Difícil crer que médicos e cientistas, às loucas gargalhadas, reúnam-se em laboratórios indetectáveis pelos governos com a intenção de liquidar a própria família e a humanidade em geral, pagos por alienígenas de olhos puxados e pele morena que trocando erres por éles rendem graças a Tupã, Confúcio ou Alá.
Mais fácil acreditar na versão de pesquisadores estadunidenses e australianos de que o vírus surgiu naturalmente em um dado bioma e ali ficaria se não fosse espalhado por criminosos traficantes de animais silvestres ameaçados de extinção.
Pokémon só dá gripezinha
Do fofinho pangolim, que as crianças conhecem pelo Pokémon Sandlash, o vírus pulou para o sistema digestivo do homem e daí ao respiratório. Era a derrota do animal social que rejeita o cotovelaço para cumprimentar, preferindo um quebra-costelas forte e amigo.
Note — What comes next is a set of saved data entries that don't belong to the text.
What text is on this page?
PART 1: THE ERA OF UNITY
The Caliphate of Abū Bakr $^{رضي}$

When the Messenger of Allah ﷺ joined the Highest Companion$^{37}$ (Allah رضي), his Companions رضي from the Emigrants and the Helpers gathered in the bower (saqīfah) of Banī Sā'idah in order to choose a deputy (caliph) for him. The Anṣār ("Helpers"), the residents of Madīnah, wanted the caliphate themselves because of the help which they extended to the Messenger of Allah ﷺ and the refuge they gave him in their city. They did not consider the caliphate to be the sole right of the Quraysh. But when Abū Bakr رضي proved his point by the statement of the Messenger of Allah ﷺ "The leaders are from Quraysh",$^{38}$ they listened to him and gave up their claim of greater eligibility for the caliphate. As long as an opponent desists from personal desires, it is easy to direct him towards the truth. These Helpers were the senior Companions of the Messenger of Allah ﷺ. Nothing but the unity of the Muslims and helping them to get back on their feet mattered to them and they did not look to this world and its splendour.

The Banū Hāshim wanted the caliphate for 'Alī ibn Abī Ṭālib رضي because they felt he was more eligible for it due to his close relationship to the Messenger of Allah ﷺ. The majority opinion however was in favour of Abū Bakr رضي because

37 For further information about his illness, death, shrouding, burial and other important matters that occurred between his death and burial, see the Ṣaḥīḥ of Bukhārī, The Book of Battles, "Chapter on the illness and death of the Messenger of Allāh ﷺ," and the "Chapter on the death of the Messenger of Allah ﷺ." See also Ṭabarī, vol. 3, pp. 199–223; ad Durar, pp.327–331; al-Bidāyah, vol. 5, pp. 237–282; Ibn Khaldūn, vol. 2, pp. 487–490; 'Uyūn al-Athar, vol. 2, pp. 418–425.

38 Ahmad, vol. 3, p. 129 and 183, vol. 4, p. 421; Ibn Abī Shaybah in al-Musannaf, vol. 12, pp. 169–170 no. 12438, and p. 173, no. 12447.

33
Na Idade Médica cheia de exigências se daria bem o Analista de Bagé, personagem de Luiz Fernando Veríssimo, com sua Terapia do Joelhaço.
Ela teria também o apoio gentil da Inteligência Artificial. O algoritmo da BlueDot, empresa de tecnologia para a saúde, alertou em 31 de dezembro para evitar Wuhan, na China. Mais de uma semana antes que a Organização Mundial de Saúde alertasse o mundo para a mesma coisa. A OMS soube depois ou pelo algoritmo?
Dúvidas e mentiras andam juntas. A pesquisa de mercado Ipsos relatou que 86% das pessoas admitem ter acreditado em notícias falsas de redes sociais. Duvidar é preciso, checar as informações fora das bolhas, manadas populistas e redes sociais é imprescindível.
Autoprisões, lares-enfermarias
Rasgando a Constituição e a Declaração Universal dos Direitos Humanos, se a Idade Médica triunfar em nome da saúde e confinarem seus dominados em autoprisões ou lares-enfermarias, talvez os cronistas do futuro digam que ela começou com a ameaça apocalíptica do Instituto Pensi, segundo a qual a partir do momento em que o Brasil confirmasse 50 casos da Covid-19, o país chegaria a mais de 30 mil casos em 21 dias.
Como em 11 de março o Brasil somava 52 casos, em 1.º de abril já seriam mais de 30 mil. Só que abril começou com o número de casos ainda abaixo de 7 mil.
As medidas tomadas pelos governadores e prefeitos funcionaram, o instituto chutou alto demais, era mesmo gripezinha ou a Idade Médica já começou? Pelo jeito, a subnotificação dos casos e das mortes ainda não contaminou a maluquice das redes. A teoria da conspiração continua brigando com a teoria da constipação.